日本旗艦店から見えてくるカルテルの販売戦略

カルテルの旗艦店が10月に名古屋と東京にオープンしたが、この背景には従来日本の複数の代理店と取り引きしてきた慣習を一社統括に改めるという判断があった。それは、代理販売という体制から、欧米で浸透しているパートナーの関係への移行とも言える。イタリアから来日したカルテルのクラウディオ・ルーティ社長に日本での販売戦略について聞いた。

インタビュー・文/長谷川香苗

▲ 地上2階、地下1階からなる東京・南青山の旗艦店には家具から照明器具、ホームアクセサリー製品まで約400アイテムが揃う。Photos by Nacása&Partners


複数の代理店を通した販売から、トーヨーキッチンスタイル1社による独占輸入販売に移行したいきさつについてお聞かせください。
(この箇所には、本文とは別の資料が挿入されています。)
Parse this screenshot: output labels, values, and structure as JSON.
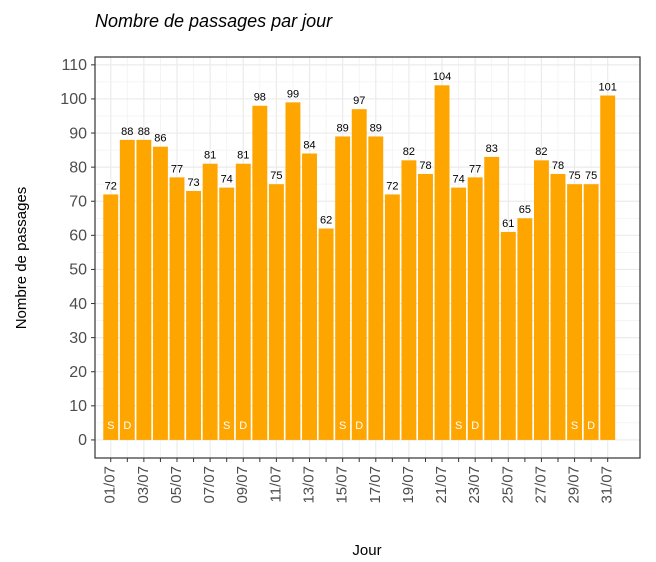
{
  "chart_data": {
    "type": "bar",
    "title": "Nombre de passages par jour",
    "x_label": "Jour",
    "y_label": "Nombre de passages",
    "categories": [
      "01/07",
      null,
      "03/07",
      null,
      "05/07",
      null,
      "07/07",
      null,
      "09/07",
      null,
      "11/07",
      null,
      "13/07",
      null,
      "15/07",
      null,
      "17/07",
      null,
      "19/07",
      null,
      "21/07",
      null,
      "23/07",
      null,
      "25/07",
      null,
      "27/07",
      null,
      "29/07",
      null,
      "31/07"
    ],
    "values": [
      72,
      88,
      88,
      86,
      77,
      73,
      81,
      74,
      81,
      98,
      75,
      99,
      84,
      62,
      89,
      97,
      89,
      72,
      82,
      78,
      104,
      74,
      77,
      83,
      61,
      65,
      82,
      78,
      75,
      75,
      101
    ],
    "day_labels": [
      "S",
      "D",
      null,
      null,
      null,
      null,
      null,
      "S",
      "D",
      null,
      null,
      null,
      null,
      null,
      "S",
      "D",
      null,
      null,
      null,
      null,
      null,
      "S",
      "D",
      null,
      null,
      null,
      null,
      null,
      "S",
      "D",
      null
    ],
    "color": "#ffa500",
    "ylim": [
      -5.3,
      112.3
    ],
    "yticks": [
      0,
      10,
      20,
      30,
      40,
      50,
      60,
      70,
      80,
      90,
      100,
      110
    ],
    "grid": true
  }
}
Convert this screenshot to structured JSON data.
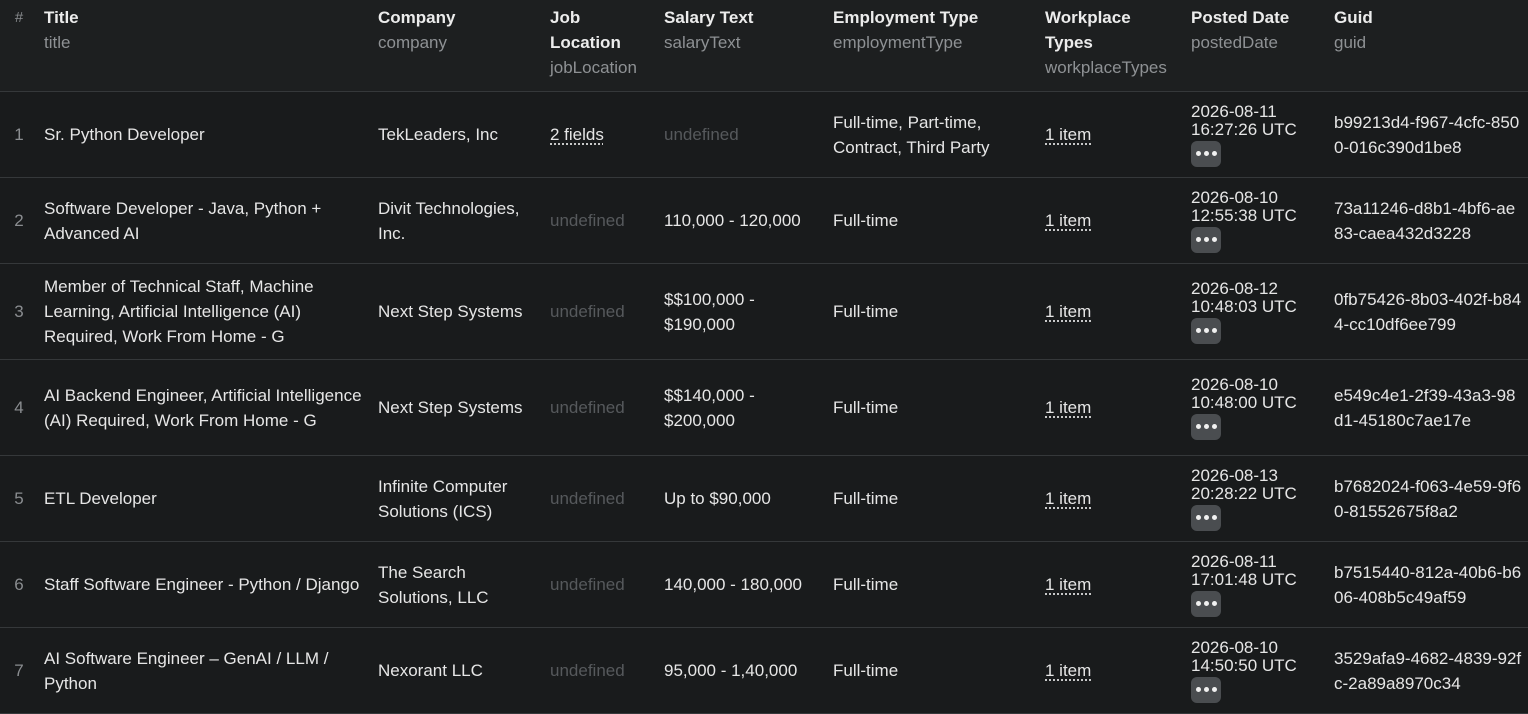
{
  "columns": [
    {
      "label": "#",
      "key": ""
    },
    {
      "label": "Title",
      "key": "title"
    },
    {
      "label": "Company",
      "key": "company"
    },
    {
      "label": "Job Location",
      "key": "jobLocation"
    },
    {
      "label": "Salary Text",
      "key": "salaryText"
    },
    {
      "label": "Employment Type",
      "key": "employmentType"
    },
    {
      "label": "Workplace Types",
      "key": "workplaceTypes"
    },
    {
      "label": "Posted Date",
      "key": "postedDate"
    },
    {
      "label": "Guid",
      "key": "guid"
    }
  ],
  "rows": [
    {
      "num": "1",
      "title": "Sr. Python Developer",
      "company": "TekLeaders, Inc",
      "jobLocation": "2 fields",
      "jobLocationUndefined": false,
      "salaryText": "undefined",
      "salaryUndefined": true,
      "employmentType": "Full-time, Part-time, Contract, Third Party",
      "workplaceTypes": "1 item",
      "postedDate": "2026-08-11 16:27:26 UTC",
      "guid": "b99213d4-f967-4cfc-8500-016c390d1be8"
    },
    {
      "num": "2",
      "title": "Software Developer - Java, Python + Advanced AI",
      "company": "Divit Technologies, Inc.",
      "jobLocation": "undefined",
      "jobLocationUndefined": true,
      "salaryText": "110,000 - 120,000",
      "salaryUndefined": false,
      "employmentType": "Full-time",
      "workplaceTypes": "1 item",
      "postedDate": "2026-08-10 12:55:38 UTC",
      "guid": "73a11246-d8b1-4bf6-ae83-caea432d3228"
    },
    {
      "num": "3",
      "title": "Member of Technical Staff, Machine Learning, Artificial Intelligence (AI) Required, Work From Home - G",
      "company": "Next Step Systems",
      "jobLocation": "undefined",
      "jobLocationUndefined": true,
      "salaryText": "$$100,000 - $190,000",
      "salaryUndefined": false,
      "employmentType": "Full-time",
      "workplaceTypes": "1 item",
      "postedDate": "2026-08-12 10:48:03 UTC",
      "guid": "0fb75426-8b03-402f-b844-cc10df6ee799"
    },
    {
      "num": "4",
      "title": "AI Backend Engineer, Artificial Intelligence (AI) Required, Work From Home - G",
      "company": "Next Step Systems",
      "jobLocation": "undefined",
      "jobLocationUndefined": true,
      "salaryText": "$$140,000 - $200,000",
      "salaryUndefined": false,
      "employmentType": "Full-time",
      "workplaceTypes": "1 item",
      "postedDate": "2026-08-10 10:48:00 UTC",
      "guid": "e549c4e1-2f39-43a3-98d1-45180c7ae17e"
    },
    {
      "num": "5",
      "title": "ETL Developer",
      "company": "Infinite Computer Solutions (ICS)",
      "jobLocation": "undefined",
      "jobLocationUndefined": true,
      "salaryText": "Up to $90,000",
      "salaryUndefined": false,
      "employmentType": "Full-time",
      "workplaceTypes": "1 item",
      "postedDate": "2026-08-13 20:28:22 UTC",
      "guid": "b7682024-f063-4e59-9f60-81552675f8a2"
    },
    {
      "num": "6",
      "title": "Staff Software Engineer - Python / Django",
      "company": "The Search Solutions, LLC",
      "jobLocation": "undefined",
      "jobLocationUndefined": true,
      "salaryText": "140,000 - 180,000",
      "salaryUndefined": false,
      "employmentType": "Full-time",
      "workplaceTypes": "1 item",
      "postedDate": "2026-08-11 17:01:48 UTC",
      "guid": "b7515440-812a-40b6-b606-408b5c49af59"
    },
    {
      "num": "7",
      "title": "AI Software Engineer – GenAI / LLM / Python",
      "company": "Nexorant LLC",
      "jobLocation": "undefined",
      "jobLocationUndefined": true,
      "salaryText": "95,000 - 1,40,000",
      "salaryUndefined": false,
      "employmentType": "Full-time",
      "workplaceTypes": "1 item",
      "postedDate": "2026-08-10 14:50:50 UTC",
      "guid": "3529afa9-4682-4839-92fc-2a89a8970c34"
    }
  ],
  "icons": {
    "more": "more-horizontal-icon"
  },
  "colors": {
    "background": "#191b1c",
    "header": "#1d1f20",
    "muted": "#56595c",
    "border": "#35383a"
  }
}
日本の家具市場におけるカルテルの立ち位置を、欧米諸国と同じくらいに引き上げたいと考えました。日本における販売網は、専門店であるオンリーショップのほか、ショップインショップ、セレクトショップなどさまざまです。これらは複数の代理店から輸入し、在庫がなくなれば注文するという、ある意味、受け身の販売計画です。

今回、トーヨーキッチンスタイルと日本での独占輸入販売契約を結びました。引き続き、10社ほどの販売代理店を通して全国に流通させますが、その代理店選びも総代理店が担います。パイプを1つに絞ることで販売戦略を集約し、一貫したブランドメッセージを打ち出すことができます。

▲ ショップのデザインは世界各国の旗艦店をデザインしたフェルッチオ・ラヴィアーニが担当することで世界観を統一。コンクリートの壁、木材などの天然素材を用いた床といった空間が、プラスチックの商品を際立たせている。Photo by Nacása&Partners


販売代理店のことをパートナーと呼ばれるそうですね。

もともと“パートナー”と呼んでいます。彼らには製品を理解し、自発的に販売したいという思いで関わってもらいたい。単に売り場を提供するだけでは製品を売ることは難しい時代です。今後はパートナーとしての意識をより高めてもらい、同時に私たちは時間をかけてパートナーとの人間関係を築いていきたいと考えています。


SNSなどで情報が一歩きして、知らぬ間に拡散されている場合があります。ブランドとしてのメッセージを人々に伝えることも重要ではないでしょうか。

元来、日本はよいものを正当に評価する市場だと思います。私はかつてイタリアのファッションブランドを日本に進出させる仕事をしていました。そのときの経験から、きちんと伝えれば日本のみなさんは理解してくれると思っています。

米国では現地法人の設立によって、ブランドメッセージを行き渡らせることができました。一方、日本市場におけるブランディングがこれまで手薄になっていたことは否ません。その反省から、強いネットワーク力を持つトーヨーキッチンスタイルにパートナーになってもらったのです。なにより渡辺孝雄社長が、40年近く私たちの活動を見続けてくれているのですから。

▲「ジェリーズコートハンガー」の微妙な中間色はプラスチック技術に長けた同社ならでは。デザインはパトリシア・ウルキオラ。